This sheer scale, combined with greater sophistication and convincingness, means finding ways to detect and mitigate AI-generated deepfakes quickly is an increasingly urgent priority.
Concerns over criminal manipulation of digital text, images and video are not new, but the proliferation in recent months of generative AI tools that enable anyone, anywhere, to quickly, easily, and cheaply create deepfake images has significantly changed the game.
In its role as an innovative enabler connecting frontline government and law enforcement with cutting-edge technology from industry, the Accelerated Capability Environment (ACE) is at the heart of this ramp-up in activity designed to find practical solutions to combat deepfakes.
2024 was a year where the marriage of cutting-edge technology, collaboration and fresh thinking enabled significant strides forward.
Circular collaboration to combat AI-generated deepfakes
Clear results that accelerate the crucial detection of AI-generated deepfakes in a range of domains have been made across a series of focused commissions carried out by ACE.
Just as importantly, learnings and practical experiences developed in one commission have been shared with others to pass on deeper knowledge and skills.
The biggest event in this space was the Deepfake Detection Challenge.

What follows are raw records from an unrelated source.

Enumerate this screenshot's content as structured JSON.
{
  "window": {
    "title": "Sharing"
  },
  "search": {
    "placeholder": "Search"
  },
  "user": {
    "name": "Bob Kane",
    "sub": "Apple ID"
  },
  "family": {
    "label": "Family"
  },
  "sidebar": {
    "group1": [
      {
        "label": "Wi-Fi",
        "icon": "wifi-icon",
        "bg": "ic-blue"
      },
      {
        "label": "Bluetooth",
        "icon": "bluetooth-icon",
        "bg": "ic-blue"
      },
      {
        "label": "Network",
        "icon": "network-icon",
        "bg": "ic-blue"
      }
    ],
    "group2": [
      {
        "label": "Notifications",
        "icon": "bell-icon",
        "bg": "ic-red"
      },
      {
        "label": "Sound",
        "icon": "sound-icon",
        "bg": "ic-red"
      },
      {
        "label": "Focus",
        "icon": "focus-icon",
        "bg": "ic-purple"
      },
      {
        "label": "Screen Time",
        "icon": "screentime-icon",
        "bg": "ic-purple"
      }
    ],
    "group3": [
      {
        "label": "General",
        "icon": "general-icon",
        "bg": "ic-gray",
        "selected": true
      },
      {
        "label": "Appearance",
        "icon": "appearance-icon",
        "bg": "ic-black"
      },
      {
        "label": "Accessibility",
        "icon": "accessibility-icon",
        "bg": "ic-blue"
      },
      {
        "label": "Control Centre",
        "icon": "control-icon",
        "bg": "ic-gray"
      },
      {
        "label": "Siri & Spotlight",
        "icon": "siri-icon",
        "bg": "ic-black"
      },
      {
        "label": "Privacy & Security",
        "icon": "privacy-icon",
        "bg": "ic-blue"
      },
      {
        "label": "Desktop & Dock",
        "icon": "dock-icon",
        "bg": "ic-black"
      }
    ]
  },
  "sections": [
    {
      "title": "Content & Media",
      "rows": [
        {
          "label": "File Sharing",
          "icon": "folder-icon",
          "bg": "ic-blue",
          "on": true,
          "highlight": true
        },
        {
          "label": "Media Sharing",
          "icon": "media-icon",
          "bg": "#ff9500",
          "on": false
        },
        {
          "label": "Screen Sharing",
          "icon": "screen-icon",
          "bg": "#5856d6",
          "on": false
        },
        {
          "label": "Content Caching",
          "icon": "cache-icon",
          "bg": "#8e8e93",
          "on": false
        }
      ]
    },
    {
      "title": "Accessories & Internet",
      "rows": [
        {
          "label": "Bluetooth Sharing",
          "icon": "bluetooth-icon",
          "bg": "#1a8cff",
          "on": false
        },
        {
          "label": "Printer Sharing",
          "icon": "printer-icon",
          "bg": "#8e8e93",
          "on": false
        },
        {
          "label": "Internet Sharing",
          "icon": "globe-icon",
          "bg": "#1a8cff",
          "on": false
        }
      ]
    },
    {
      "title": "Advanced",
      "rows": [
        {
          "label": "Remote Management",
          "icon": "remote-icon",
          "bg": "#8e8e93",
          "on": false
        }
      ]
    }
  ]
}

Initiated by the Home Office, the Department for Science, Innovation and Technology, ACE and the renowned Alan Turing Institute, this visionary idea brought together academic, industry and government experts to develop innovative and practical solutions focused on detecting deepfakes.
More than 150 people attended the initial briefing, during which five challenge statements pushing the boundaries of current capabilities were launched.
Major tech companies developing concepts to detect fake images
The critical importance of collaboration and sharing of skills and knowledge was a recurring theme, and major tech companies, including Microsoft and Amazon Web Services (AWS), provided practical support.
Eight weeks were spent developing innovative ideas and solutions on a specially created platform, which hosted approximately two million assets made up of both real and synthetic data for training and testing.
Following this, 17 submissions were received, and six teams were selected to demonstrate their ideas to detect AI-generated deepfakes in front of more than 200 stakeholders.
Solutions from Frazer-Nash, Oxford Wave, the University of Southampton and Naimuri, a combination of existing products that have been identified as potentially showing operational value as well as early-stage proof of concepts being developed against specific use cases, including CSEA, disinformation and audio, are now going through benchmark testing and user trials.
Key insights from the initial challenge work, alongside the clear success in accelerating the state-of-the-art deepfake detection possibilities, included that curated data was critical to be able to make as much progress as possible in the time and conditions available and that creating a dataset that was more representative of real-world operational scenarios would have been helpful.
Tackling deepfakes in policing
When another significant commission to further deepfake detection was brought to ACE by the government’s Defence Science and Technology Laboratory (DSTL) and the Office of the Chief Scientific Adviser (OCSA), data development was a top priority.
To mature the EVITA (Evaluating video, text, and audio) AI content detection tool, the focus has shifted away from volume.
The biggest challenge is in digital forensics, where the ACE team heard officers can be faced with up to a million child abuse images on a single seized phone.
This commission, working with community members Blueprint, Camera Forensics and TRMG, seeks to understand where deepfake detection tooling fits into the investigation stage to add most value.
The next step in this particular project is ‘making this real’ – working towards commissioning a proof of concept or trial of an existing capability.
Therefore, the learning is becoming circular once more as the next stage of the Deepfake Detection Challenge progresses.
This will push further than any work in this field so far, focusing on making the initial solutions presented more user-centric and deeply relevant to practitioners in the field.